Anthony Lane, probably the best writer on film we have at this time, asks, in The New Yorker, "Why aren't more movies stolen from George V. Higgins?" and goes on to praise Higgins's ear for speech as she is spoke in the down and dirty sections of society.
Only one other of Higgins's novels has been filmed. That would be "The Friends of Eddie Coyle," still a good film, still a terrific book.
The opening scene of "Cogan's Trade": "Amato in a gray suit with a muted red stripe, textured pink shirt with his initials on the left French cuff, a maroon and gold tie, sat at the kidney-shaped, walnut veneer desk and stared. 'I got to give to to you," he said, "you're a great-looking couple of guys. Come in here about four hours late, you look like..." Well, you get the idea.

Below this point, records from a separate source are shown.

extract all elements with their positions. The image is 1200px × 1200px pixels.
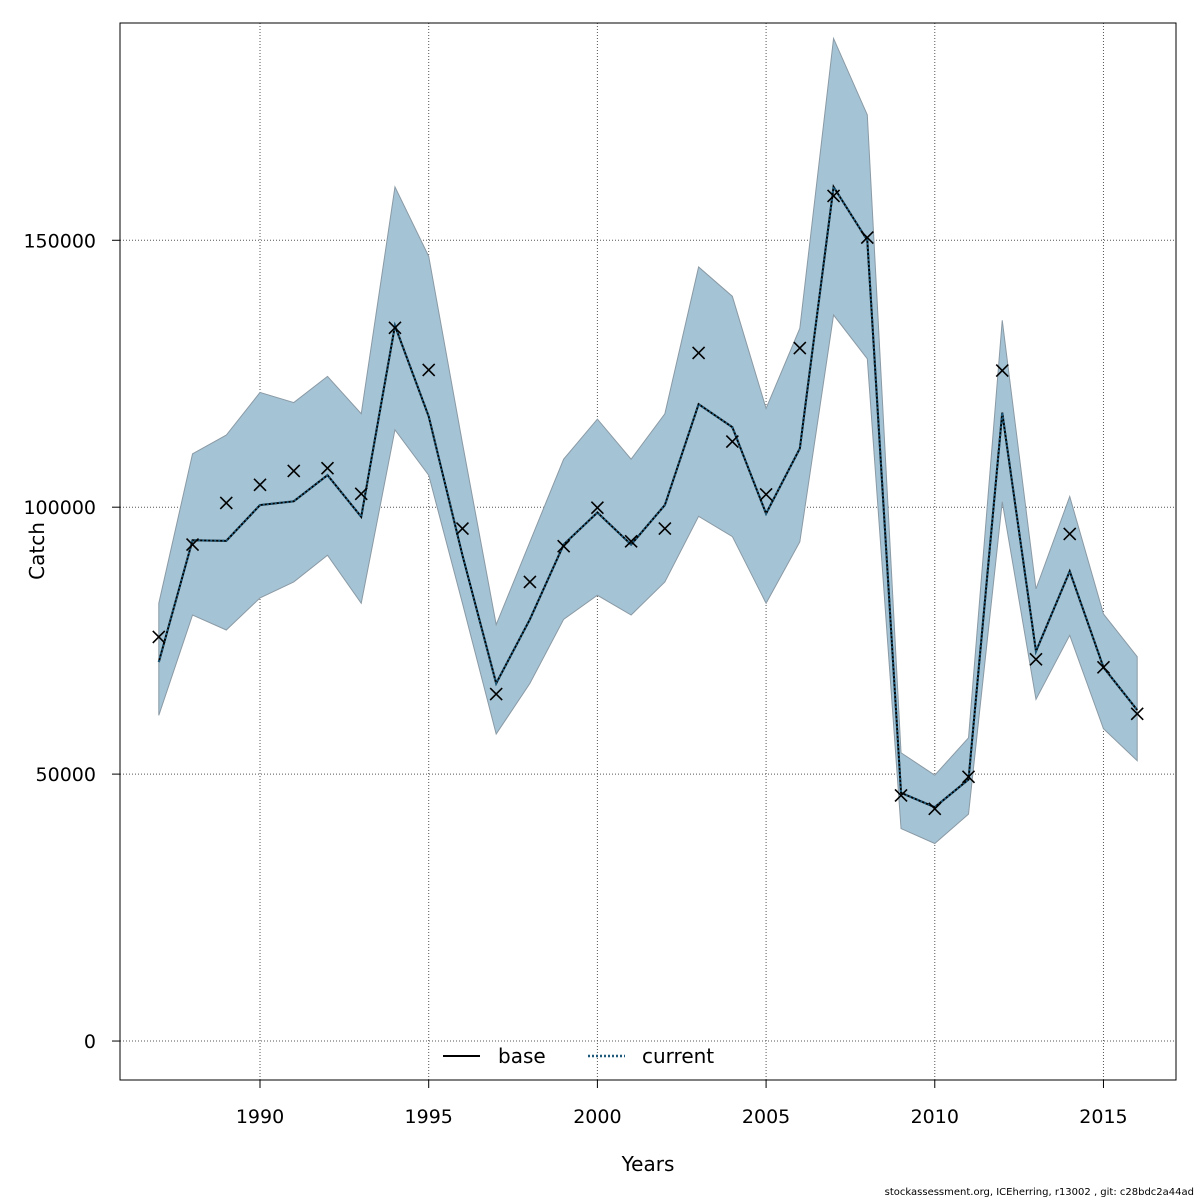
observed-point-marker [152, 630, 166, 644]
y-tick-label: 0 [84, 1031, 96, 1053]
observed-point-marker [185, 537, 200, 552]
series-line-current [157, 183, 1139, 809]
observed-point-marker [1130, 707, 1144, 721]
series-lines [157, 183, 1139, 809]
confidence-band-area [158, 36, 1138, 845]
observed-point-marker [354, 487, 368, 501]
observed-point-marker [287, 464, 301, 478]
observed-point-marker [590, 501, 604, 515]
y-tick-label: 100000 [23, 497, 96, 519]
observed-point-marker [826, 189, 841, 203]
y-tick-label: 150000 [23, 230, 96, 252]
observed-point-marker [624, 534, 638, 548]
observed-points [152, 189, 1144, 816]
legend-base-label: base [498, 1044, 546, 1068]
x-axis: 1990 1995 2000 2005 2010 2015 [236, 1080, 1128, 1128]
observed-point-marker [489, 687, 503, 701]
observed-point-marker [1096, 660, 1111, 674]
observed-point-marker [759, 487, 773, 501]
observed-point-marker [253, 478, 267, 492]
confidence-band [158, 36, 1138, 845]
x-tick-label: 2015 [1079, 1106, 1127, 1128]
x-axis-title: Years [621, 1152, 675, 1176]
observed-point-marker [219, 496, 233, 510]
observed-point-marker [860, 231, 874, 245]
y-axis-title: Catch [25, 522, 49, 580]
footer-credit: stockassessment.org, ICEherring, r13002 … [884, 1187, 1194, 1198]
observed-point-marker [995, 363, 1009, 378]
x-tick-label: 1995 [405, 1106, 453, 1128]
observed-point-marker [1029, 652, 1043, 666]
y-axis: 0 50000 100000 150000 [23, 230, 120, 1053]
y-tick-label: 50000 [36, 764, 96, 786]
x-tick-label: 1990 [236, 1106, 284, 1128]
observed-point-marker [961, 770, 976, 784]
legend: base current [443, 1044, 714, 1068]
legend-current-label: current [642, 1044, 714, 1068]
observed-point-marker [725, 434, 739, 449]
x-tick-label: 2000 [573, 1106, 621, 1128]
observed-point-marker [557, 539, 571, 553]
x-tick-label: 2010 [911, 1106, 959, 1128]
observed-point-marker [1063, 527, 1077, 541]
observed-point-marker [455, 521, 470, 536]
observed-point-marker [692, 346, 706, 360]
observed-point-marker [422, 363, 436, 377]
x-tick-label: 2005 [742, 1106, 790, 1128]
plot-frame [119, 22, 1177, 1081]
observed-point-marker [388, 321, 402, 335]
observed-point-marker [320, 461, 335, 475]
observed-point-marker [523, 575, 537, 589]
observed-point-marker [793, 341, 807, 355]
observed-point-marker [894, 788, 908, 803]
observed-point-marker [928, 802, 942, 816]
observed-point-marker [658, 521, 672, 536]
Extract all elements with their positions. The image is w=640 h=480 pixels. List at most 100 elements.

Or how about the fast takeoff in the opening of "The Friends of Eddie Coyle": "Jackie Brown, at twenty-six with no expression on his face, said that he could get some guns." Zero to sixty in twelve words, best quick-start since James M. Cain.
Dennis Lehane, author of "Mystic River" and "Gone, Baby, Gone," said Higgins's "Eddie Coyle" was the best novel ever written about Boston. Higgins died in 1999, but he left a lot of work deserving our attention (including, in nonfiction, "The Friends of Richard Nixon," which has a wonderful cover by Edward Sorel, depicting Nixon and his Watergate gang--Mitchell, Haldeman, Erlichman, et al.--holed up and shooting at the cops like 1930s movie gangsters).